Now I'm mostly interested in very large \(y\), because this is where you can estimate the behaviour of \(\boldsymbol{\varphi} = (\varphi_1,\varphi_2,\varphi_3)\) very well. And for \(0 \le s \le 1\) this inverse function always works. Since it's analytic, it still spits out values as \(1 \le s \le 2\), despite not being a "true" inverse, because it leaves the domain (\(y>e\))... which you noted. It is really finicky for \(1\le s \le 2\), and to make it not finicky you have to run a Newtonian root finding algorithm, which is annoying.
But everything is still creating a viable inverse function, that is defined on a larger domain than then the original bennet operation.
Code:
InvBennet(0.5,3,100)
%266 = 81.879845404599395355269425245459181009934218442993
Ibennet(0.5,3,%266)
%267 = 100.00000000000000000000100997700361890445814464017This is just one example. It gets troublesome \(1 \le s \le 2\) though, and you need larger values/iterations for it to be manageable. Also, I have written in a flag for these values, which adds a Newtonian root finder. The initial algorithm only kind of gets us close, and even then it can screw up (code is still a little wonky, I'll have to find a more efficient way in the future), but
Code:
InvBennet(1.5,3,20,,1)
%53 = 3.8013626638813936726849674551236741743250837414234
Ibennet(1.5,3,%53)
%54 = 20.000000000000000906030985117114149927827111941439Now you can try the first step of your iteration:
Code:
Ibennet(1.5,3,InvBennet(1.5,3,20,,1)+1)
%55 = 30.682945689981177590653956610929950299856487473611
Ibennet(0.5,3,20)
%56 = 29.332503986494964228494669746491051063337196366026You can see that these things start to change slightly, I'm betting it will converge very well. It's going to be tricky though, and I definitely have to bridge the gap between using \(\varphi\) and also this iterative formula; I think the answer lies somewhere inbetween both of these ideas.
I don't want to spoil too much. I have a lot of code that is still very mix and match, and wonky. I have to streamline everything, and also implement taylor series, which aren't present in the trial run of InvBennet.

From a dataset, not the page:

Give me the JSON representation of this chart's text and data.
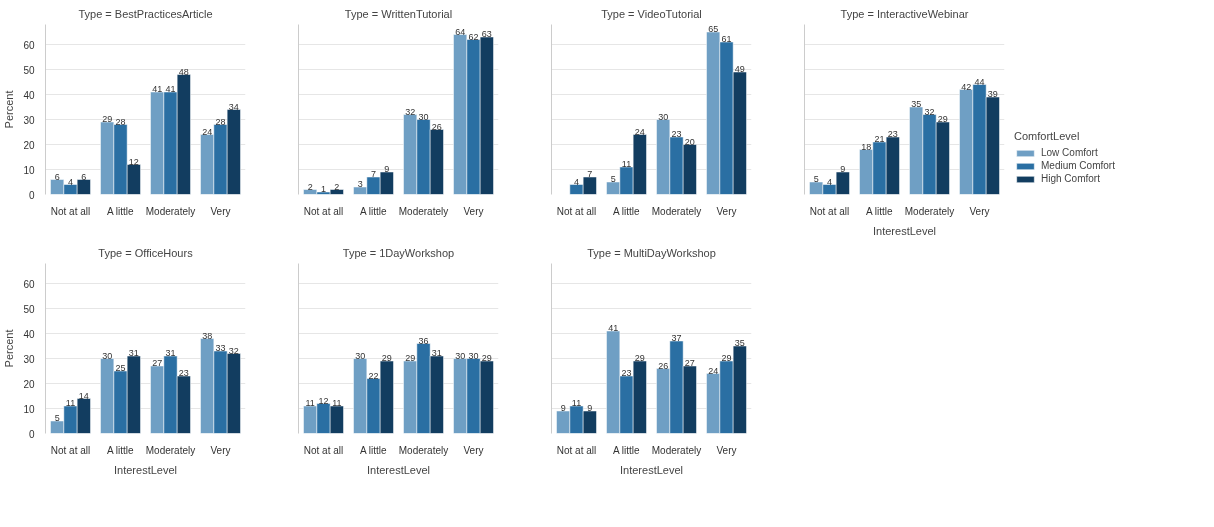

It turns out to be stupid hard to implement Newtonian root finders in two variables, when it really shouldn't. So I'll have to find a work around to that.
I'll try to keep you guys posted, but I kind of want to stay silent for a bit until I have a better grasp of a working model with working code.
Regards, James
Also, I'd like to add that you definitely deserve credit for this, Mphlee. When you see the algorithm I have planned, it will make much more sense. And this is absolutely fucking fascinating. And it uses your idea. Iterating bennet's, definitely reduces to \(S : y \mapsto y+1\), because because it has a nice decay to it. Iterating the modified Bennet will probably not quite work how you'd like. Iterating modified bennet, while you massage it with \(\varphi\) absolutely will work. I'm going to tread lightly now though, until I have a strong working model.